Pierre M piemas25 at gmail.com
Tue Sep 10 12:50:50 BST 2013


Feeling less lazy now. If you decided to still implement something
yourself, here is a non-optimal algorithm whose first aim is to assign all
students, so that teachers don't have to do it manually. It should reach a
first (suboptimal) solution very fast, and enable further optimization if
you want.

Put all students in their 5th and 4th choice (over-filling the classes).
Then, get rid of students in Over-Full Classes (OFC), by assigning them to
other classes that they prefer: for each OFC, take the students who chose
it as 5th choice, and put them in their 3rd choice instead if it is not
full.

When you have done this for all OFCs, keep on doing the same: take the
"less happy" students of an OFC, and assign them to their 2nd choice if
possible. And then a round of 1st choices.

Hopefully, you'll end up in a (suboptimal) situation where all students
have some of their choice fulfilled, and there are no more OFCs. The first
part of the contract is fulfilled: teachers won't have to do anything
manually.

>From there you can optimize:
    - move each student from one class to a better class, if there are
places available in that class (it's still very simple and fast);
    - do beneficial permutations.

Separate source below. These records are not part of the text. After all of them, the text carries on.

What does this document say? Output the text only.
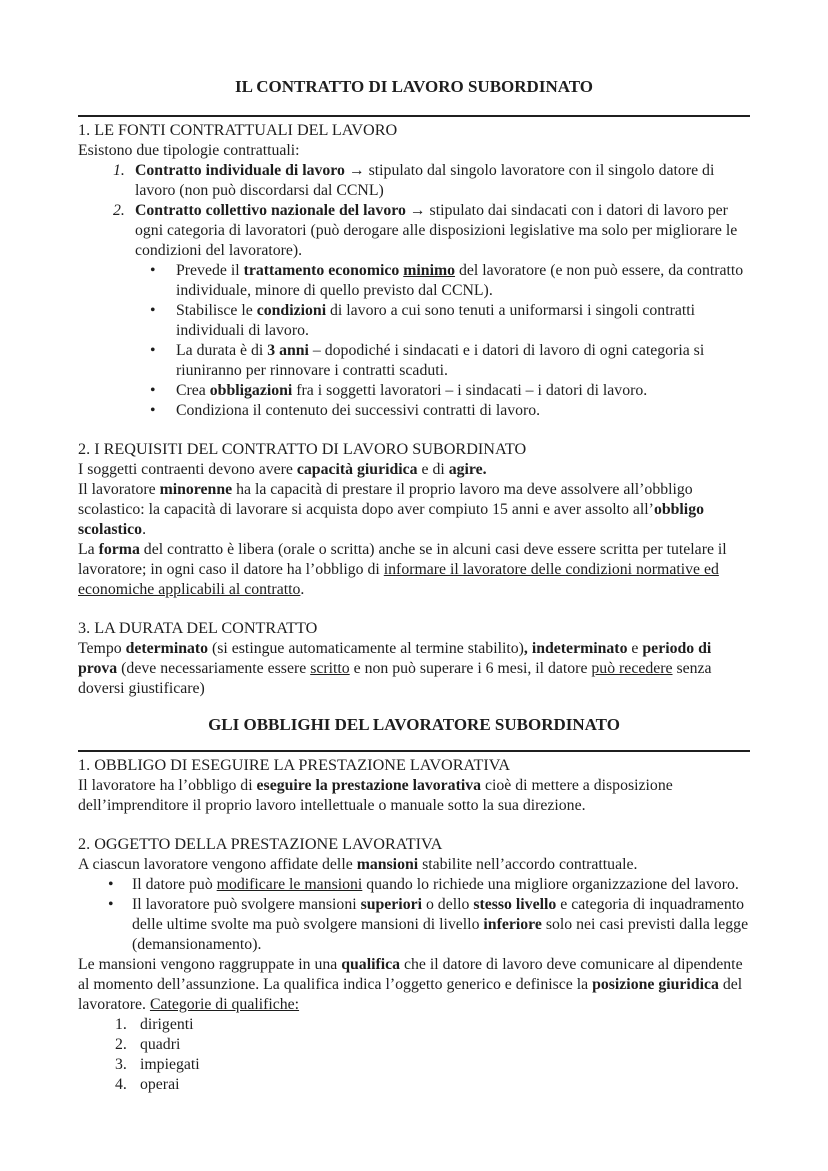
IL CONTRATTO DI LAVORO SUBORDINATO
1. LE FONTI CONTRATTUALI DEL LAVORO
Esistono due tipologie contrattuali:
1. Contratto individuale di lavoro → stipulato dal singolo lavoratore con il singolo datore di lavoro (non può discordarsi dal CCNL)
2. Contratto collettivo nazionale del lavoro → stipulato dai sindacati con i datori di lavoro per ogni categoria di lavoratori (può derogare alle disposizioni legislative ma solo per migliorare le condizioni del lavoratore).
•	Prevede il trattamento economico minimo del lavoratore (e non può essere, da contratto individuale, minore di quello previsto dal CCNL).
•	Stabilisce le condizioni di lavoro a cui sono tenuti a uniformarsi i singoli contratti individuali di lavoro.
•	La durata è di 3 anni – dopodiché i sindacati e i datori di lavoro di ogni categoria si riuniranno per rinnovare i contratti scaduti.
•	Crea obbligazioni fra i soggetti lavoratori – i sindacati – i datori di lavoro.
•	Condiziona il contenuto dei successivi contratti di lavoro.
2. I REQUISITI DEL CONTRATTO DI LAVORO SUBORDINATO
I soggetti contraenti devono avere capacità giuridica e di agire.
Il lavoratore minorenne ha la capacità di prestare il proprio lavoro ma deve assolvere all’obbligo scolastico: la capacità di lavorare si acquista dopo aver compiuto 15 anni e aver assolto all’obbligo scolastico.
La forma del contratto è libera (orale o scritta) anche se in alcuni casi deve essere scritta per tutelare il lavoratore; in ogni caso il datore ha l’obbligo di informare il lavoratore delle condizioni normative ed economiche applicabili al contratto.
3. LA DURATA DEL CONTRATTO
Tempo determinato (si estingue automaticamente al termine stabilito), indeterminato e periodo di prova (deve necessariamente essere scritto e non può superare i 6 mesi, il datore può recedere senza doversi giustificare)
GLI OBBLIGHI DEL LAVORATORE SUBORDINATO
1. OBBLIGO DI ESEGUIRE LA PRESTAZIONE LAVORATIVA
Il lavoratore ha l’obbligo di eseguire la prestazione lavorativa cioè di mettere a disposizione dell’imprenditore il proprio lavoro intellettuale o manuale sotto la sua direzione.
2. OGGETTO DELLA PRESTAZIONE LAVORATIVA
A ciascun lavoratore vengono affidate delle mansioni stabilite nell’accordo contrattuale.
•	Il datore può modificare le mansioni quando lo richiede una migliore organizzazione del lavoro.
•	Il lavoratore può svolgere mansioni superiori o dello stesso livello e categoria di inquadramento delle ultime svolte ma può svolgere mansioni di livello inferiore solo nei casi previsti dalla legge (demansionamento).
Le mansioni vengono raggruppate in una qualifica che il datore di lavoro deve comunicare al dipendente al momento dell’assunzione. La qualifica indica l’oggetto generico e definisce la posizione giuridica del lavoratore. Categorie di qualifiche:
1. dirigenti
2. quadri
3. impiegati
4. operai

That can get more complex, as sometimes
you will "push in better classes" several students successively, until one
gets an empty place somewhere.

In terms of implementation, i'd say each class has 5 lists of students, to
quickly choose which students to move first.

And a 3 step algorithm:

fill_classes_naively();
get_rid_of_OFCs();
optimize();

In get_rid_of_OFCs(), each OFC tell its most unhappy students to check if
their "slightly better" class has a place for them.

That's it. Critics and comment very welcome.